El jefe de Gabinete, Aníbal Fernández, no descartó ayer que hayan salido de la Argentina los 944 kilos de cocaína que ingresaron a España en un avión piloteado por los hermanos Gustavo y Eduardo Juliá y Matías Miret, que fueron detenidos en Barcelona.
“No hay que descartar que haya salido de la Argentina o de Cabo Verde, no hay que descartar nada”, dijo Fernández. “Se ve que sus negocios son las dictaduras o el tráfico de drogas”, fustigó el funcionario, sobre los hijos del fallecido jefe de la Fuerza Aérea durante el gobierno de Carlos Menem, José Juliá, y del ex brigadier retirado José Miret, secretario de Planeamiento durante la última dictadura militar.

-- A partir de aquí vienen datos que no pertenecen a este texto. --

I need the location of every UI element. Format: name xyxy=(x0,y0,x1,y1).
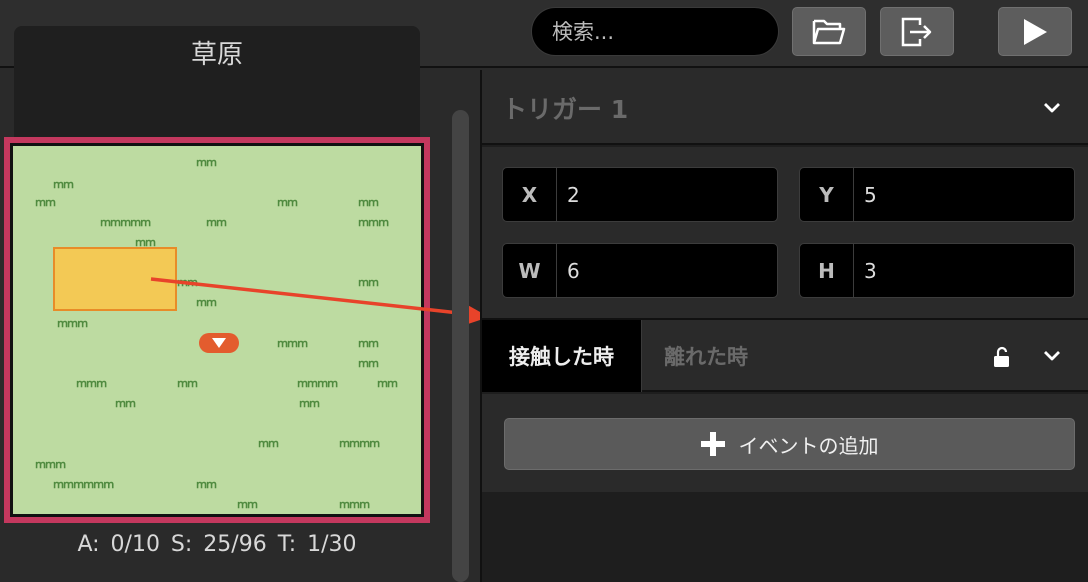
w-field[interactable]: W 6 xyxy=(502,243,778,298)
search-box[interactable] xyxy=(531,7,779,56)
grass-tile: ՠՠ xyxy=(358,275,379,289)
grass-tile: ՠՠՠ xyxy=(76,376,107,390)
grass-tile: ՠՠ xyxy=(35,195,56,209)
chevron-down-icon[interactable] xyxy=(1042,346,1062,366)
h-label: H xyxy=(800,244,854,297)
grass-tile: ՠՠՠՠՠ xyxy=(100,215,151,229)
player-start-marker[interactable] xyxy=(199,333,239,353)
event-tabs: 接触した時 離れた時 xyxy=(482,320,1088,392)
grass-tile: ՠՠՠՠ xyxy=(297,376,338,390)
inspector-pane: トリガー 1 X 2 Y 5 W 6 H 3 接触した時 離れた時 イベントの追… xyxy=(480,70,1088,582)
unlock-icon[interactable] xyxy=(993,346,1011,368)
grass-tile: ՠՠ xyxy=(177,275,198,289)
map-title: 草原 xyxy=(190,40,243,70)
x-label: X xyxy=(503,168,557,221)
grass-tile: ՠՠՠՠՠՠ xyxy=(53,477,114,491)
triangle-down-icon xyxy=(212,338,226,348)
export-icon xyxy=(901,17,932,46)
x-value[interactable]: 2 xyxy=(557,168,777,221)
grass-tile: ՠՠ xyxy=(358,356,379,370)
trigger-fields: X 2 Y 5 W 6 H 3 xyxy=(482,147,1088,320)
grass-tile: ՠՠ xyxy=(258,436,279,450)
grass-tile: ՠՠ xyxy=(53,177,74,191)
w-value[interactable]: 6 xyxy=(557,244,777,297)
w-label: W xyxy=(503,244,557,297)
trigger-header[interactable]: トリガー 1 xyxy=(482,70,1088,145)
grass-tile: ՠՠՠ xyxy=(277,336,308,350)
tab-on-leave[interactable]: 離れた時 xyxy=(664,320,748,392)
grass-tile: ՠՠ xyxy=(377,376,398,390)
h-value[interactable]: 3 xyxy=(854,244,1074,297)
grass-tile: ՠՠ xyxy=(277,195,298,209)
grass-tile: ՠՠ xyxy=(115,396,136,410)
search-input[interactable] xyxy=(532,8,778,55)
trigger-title: トリガー 1 xyxy=(502,95,629,124)
grass-tile: ՠՠՠ xyxy=(358,215,389,229)
plus-icon xyxy=(700,432,725,456)
open-folder-button[interactable] xyxy=(792,7,866,56)
grass-tile: ՠՠՠ xyxy=(339,497,370,511)
add-event-button[interactable]: イベントの追加 xyxy=(504,418,1075,470)
grass-tile: ՠՠ xyxy=(196,295,217,309)
y-value[interactable]: 5 xyxy=(854,168,1074,221)
x-field[interactable]: X 2 xyxy=(502,167,778,222)
y-label: Y xyxy=(800,168,854,221)
grass-tile: ՠՠՠ xyxy=(35,457,66,471)
grass-tile: ՠՠ xyxy=(358,195,379,209)
grass-tile: ՠՠ xyxy=(177,376,198,390)
play-icon xyxy=(1024,18,1047,45)
map-stats: A: 0/10 S: 25/96 T: 1/30 xyxy=(77,532,357,557)
grass-tile: ՠՠՠ xyxy=(57,316,88,330)
trigger-area[interactable] xyxy=(53,247,177,311)
tab-on-touch[interactable]: 接触した時 xyxy=(482,320,642,392)
grass-tile: ՠՠ xyxy=(196,155,217,169)
grass-tile: ՠՠ xyxy=(358,336,379,350)
map-canvas[interactable]: ՠՠ ՠՠ ՠՠ ՠՠ ՠՠ ՠՠՠՠՠ ՠՠ ՠՠՠ ՠՠ ՠՠ ՠՠ ՠՠՠ… xyxy=(10,143,424,517)
event-list: イベントの追加 xyxy=(482,394,1088,492)
grass-tile: ՠՠ xyxy=(206,215,227,229)
folder-open-icon xyxy=(812,19,846,44)
grass-tile: ՠՠ xyxy=(299,396,320,410)
export-button[interactable] xyxy=(880,7,954,56)
map-scrollbar[interactable] xyxy=(452,110,469,582)
y-field[interactable]: Y 5 xyxy=(799,167,1075,222)
grass-tile: ՠՠ xyxy=(196,477,217,491)
h-field[interactable]: H 3 xyxy=(799,243,1075,298)
add-event-label: イベントの追加 xyxy=(738,433,879,458)
chevron-down-icon[interactable] xyxy=(1042,98,1062,118)
play-button[interactable] xyxy=(998,7,1072,56)
grass-tile: ՠՠ xyxy=(237,497,258,511)
grass-tile: ՠՠՠՠ xyxy=(339,436,380,450)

Según indicaron a DyN fuentes judiciales, el juez en lo penal económico Alejandro Catania ordenó a sus colaboradores estudiar los documentos y el material informático, que se cree “encriptado”, incautado en los domicilios de los pilotos Gustavo y Eduardo Juliá, y de Matías Miret, y en las oficinas de la empresa aérea Medical Jet. También se secuestraron armas.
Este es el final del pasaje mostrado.